2.KİTAP | 8.Bölüm: Ninni

30.7K 2K 3.8K
                                    

Merhabaaa

Bölüm uzun...

Güzel okumalar ✨

Güzel okumalar ✨

Oops! Bu görüntü içerik kurallarımıza uymuyor. Yayımlamaya devam etmek için görüntüyü kaldırmayı ya da başka bir görüntü yüklemeyi deneyin.




8.BÖLÜM: NİNNİ


Hırsımla dolan ruhum, yalnızlığımdan besleniyordu. Ben bu acının içindeyim, acı benim içimde değil. Ne zaman başladım ben böyle yenilmeye? İlk ne zaman kaybettim sadakati? Hangi günahın cezası oldu bu ıstırap dolu yalnızlık? Oysa en beterini hak etsem bile ihaneti hak etmediğime yemin edebilirdim.

Günün sonunda felaketi yaşayıp döndüğümde, orada beni bekleyecek biri olsun.
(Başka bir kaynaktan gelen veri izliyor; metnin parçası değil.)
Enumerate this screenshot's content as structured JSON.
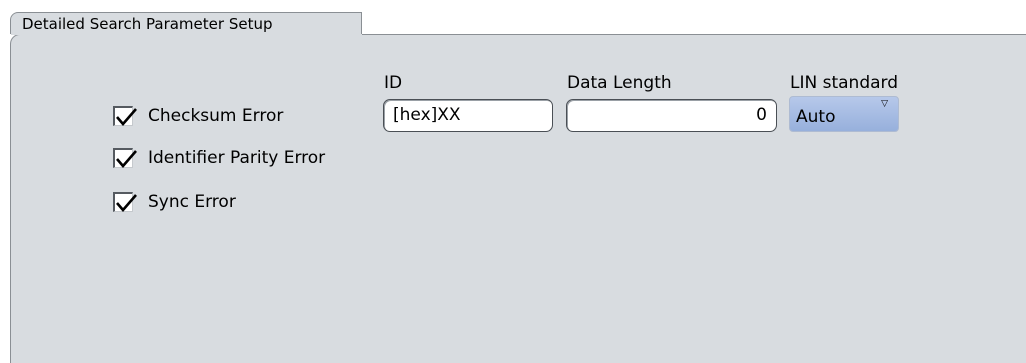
{
  "dialog": {
    "title": "Detailed Search Parameter Setup"
  },
  "checkboxes": [
    {
      "label": "Checksum Error",
      "checked": true
    },
    {
      "label": "Identifier Parity Error",
      "checked": true
    },
    {
      "label": "Sync Error",
      "checked": true
    }
  ],
  "fields": {
    "id": {
      "label": "ID",
      "value": "[hex]XX"
    },
    "data_length": {
      "label": "Data Length",
      "value": "0"
    },
    "lin_standard": {
      "label": "LIN standard",
      "value": "Auto",
      "icon": "dropdown-triangle-icon"
    }
  },
  "colors": {
    "panel_bg": "#d8dce0",
    "combo_accent": "#a7bde4",
    "border": "#8a8f94"
  }
}
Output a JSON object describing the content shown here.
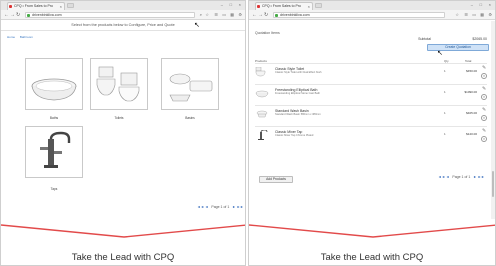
{
  "left": {
    "tab_title": "CPQ • From Sales to Pro",
    "url": "drivenbinkliva.com",
    "subheader": "Select from the products below to Configure, Price and Quote",
    "breadcrumb": [
      "Home",
      "Bathroom"
    ],
    "categories": [
      {
        "label": "Baths"
      },
      {
        "label": "Toilets"
      },
      {
        "label": "Basins"
      },
      {
        "label": "Taps"
      }
    ],
    "pager": {
      "prev2": "◄◄",
      "prev": "◄",
      "text": "Page 1 of 1",
      "next": "►",
      "next2": "►►"
    }
  },
  "right": {
    "tab_title": "CPQ • From Sales to Pro",
    "url": "drivenbinkliva.com",
    "section_title": "Quotation Items",
    "subtotal_label": "Subtotal",
    "subtotal_value": "$2065.00",
    "create_button": "Create Quotation",
    "columns": {
      "products": "Products",
      "qty": "Qty",
      "total": "Total"
    },
    "products": [
      {
        "name": "Classic Style Toilet",
        "desc": "Classic Style Toilet with Dual Effect flush",
        "qty": "1",
        "total": "$450.00"
      },
      {
        "name": "Freestanding Elliptical Bath",
        "desc": "Freestanding Elliptical Stone Cast Bath",
        "qty": "1",
        "total": "$1090.00"
      },
      {
        "name": "Standard Wash Basin",
        "desc": "Standard Wash Basin 580mm x 380mm",
        "qty": "1",
        "total": "$405.00"
      },
      {
        "name": "Classic Mixer Tap",
        "desc": "Classic Mixer Tap Chrome Plated",
        "qty": "1",
        "total": "$120.00"
      }
    ],
    "add_button": "Add Products",
    "pager": {
      "prev2": "◄◄",
      "prev": "◄",
      "text": "Page 1 of 1",
      "next": "►",
      "next2": "►►"
    }
  },
  "footer": {
    "tagline": "Take the Lead with CPQ",
    "accent": "#e24a4a"
  },
  "icons": {
    "back": "back-arrow-icon",
    "forward": "forward-arrow-icon",
    "reload": "reload-icon",
    "star": "star-icon",
    "menu": "menu-icon"
  }
}
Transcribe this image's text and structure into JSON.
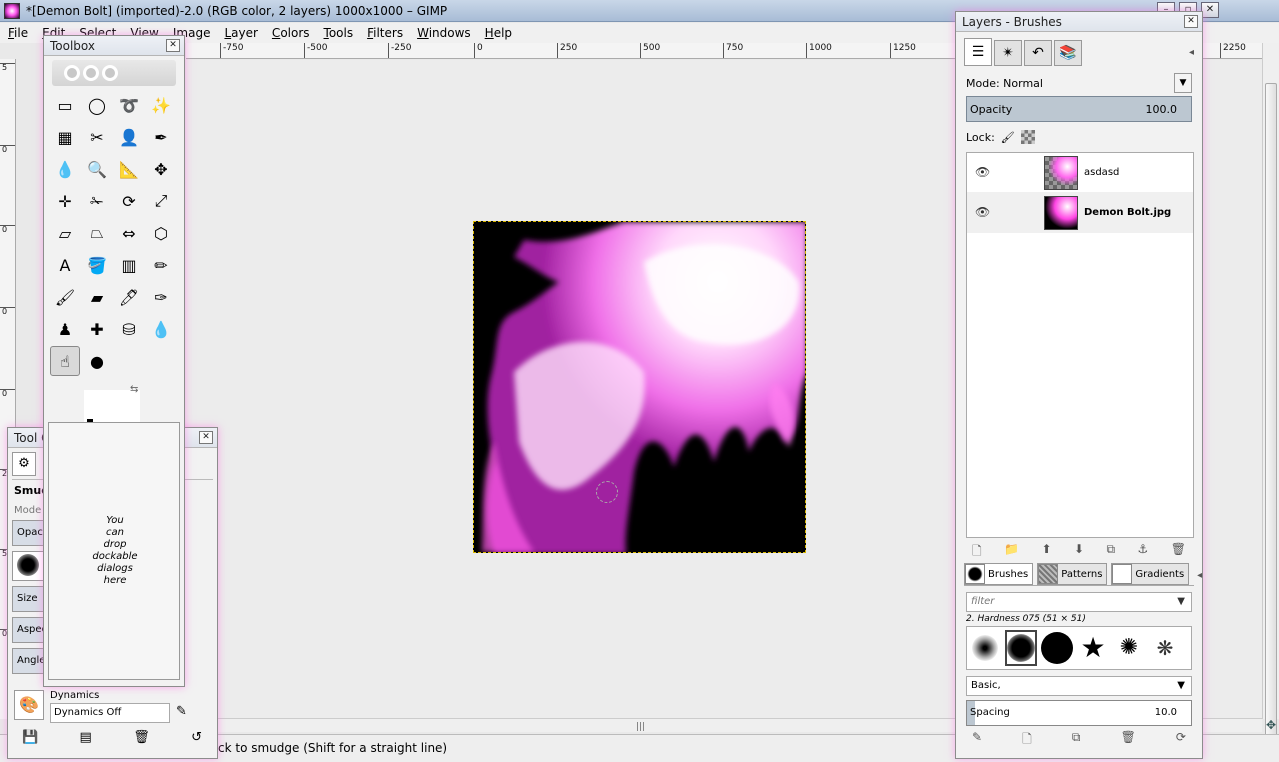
{
  "window": {
    "title": "*[Demon Bolt] (imported)-2.0 (RGB color, 2 layers) 1000x1000 – GIMP"
  },
  "menu": [
    "File",
    "Edit",
    "Select",
    "View",
    "Image",
    "Layer",
    "Colors",
    "Tools",
    "Filters",
    "Windows",
    "Help"
  ],
  "ruler_top": [
    "-750",
    "-500",
    "-250",
    "0",
    "250",
    "500",
    "750",
    "1000",
    "1250",
    "2250"
  ],
  "ruler_left": [
    "5",
    "0",
    "0",
    "0",
    "0",
    "2",
    "5",
    "0"
  ],
  "toolbox": {
    "title": "Toolbox",
    "drop_text": [
      "You",
      "can",
      "drop",
      "dockable",
      "dialogs",
      "here"
    ]
  },
  "tool_options": {
    "title": "Tool O",
    "tool_name": "Smudg",
    "rows": [
      "Mode",
      "Opac",
      "",
      "Size",
      "Aspec",
      "Angle"
    ],
    "dynamics_label": "Dynamics",
    "dynamics_value": "Dynamics Off"
  },
  "layers": {
    "title": "Layers - Brushes",
    "mode_label": "Mode: Normal",
    "opacity_label": "Opacity",
    "opacity_value": "100.0",
    "lock_label": "Lock:",
    "items": [
      {
        "name": "asdasd",
        "selected": false
      },
      {
        "name": "Demon Bolt.jpg",
        "selected": true
      }
    ]
  },
  "brushes": {
    "tabs": [
      "Brushes",
      "Patterns",
      "Gradients"
    ],
    "filter_placeholder": "filter",
    "brush_name": "2. Hardness 075 (51 × 51)",
    "preset": "Basic,",
    "spacing_label": "Spacing",
    "spacing_value": "10.0"
  },
  "status": {
    "text": "ck to smudge (Shift for a straight line)"
  }
}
Eğer buna inanırsan, aslında günün sonunda ölüsün. Belki de oranın adı cennet, şayet günahkarın teki olmasaydın.

Araba hareket ederken, gözlerimi onlardan ayırmadım. Rahşan başını Reha'nın omzuna yasladı ve Reha, dudaklarını kız kardeşinin anlına bastırarak sakinleştiren bir şeyler fısıldadı. Eminim, sakinleştirecek bir şeyler söylemişti kesin! Kısık ve rahatlatıcı sesiyle, ona kendini güvende hissettirtecekti. Ben burada yalnızlık içindeyken...

Gerçekten yanında birileri olan insanlar, bu güç mücadelesinden farklılar. Benden farklılar.

Babam dahi benim yüzüme bakmamışken, kendi kızının yanında olmayan insanların olduğu dünyada kimden ne beklerim ben? Ama o, buna sahip. Görüyorum, o güvenebileceği bir abiye sahip.

Ben ise koca bir hiçe.

Mezarlıktan çıkarken kapıdaki magazin muhabirlerin yanından hızla geçmiştik. Arabanın peşinden ilerlemeye çalışanlar olduysa da yetişemeyecekleri ortadaydı.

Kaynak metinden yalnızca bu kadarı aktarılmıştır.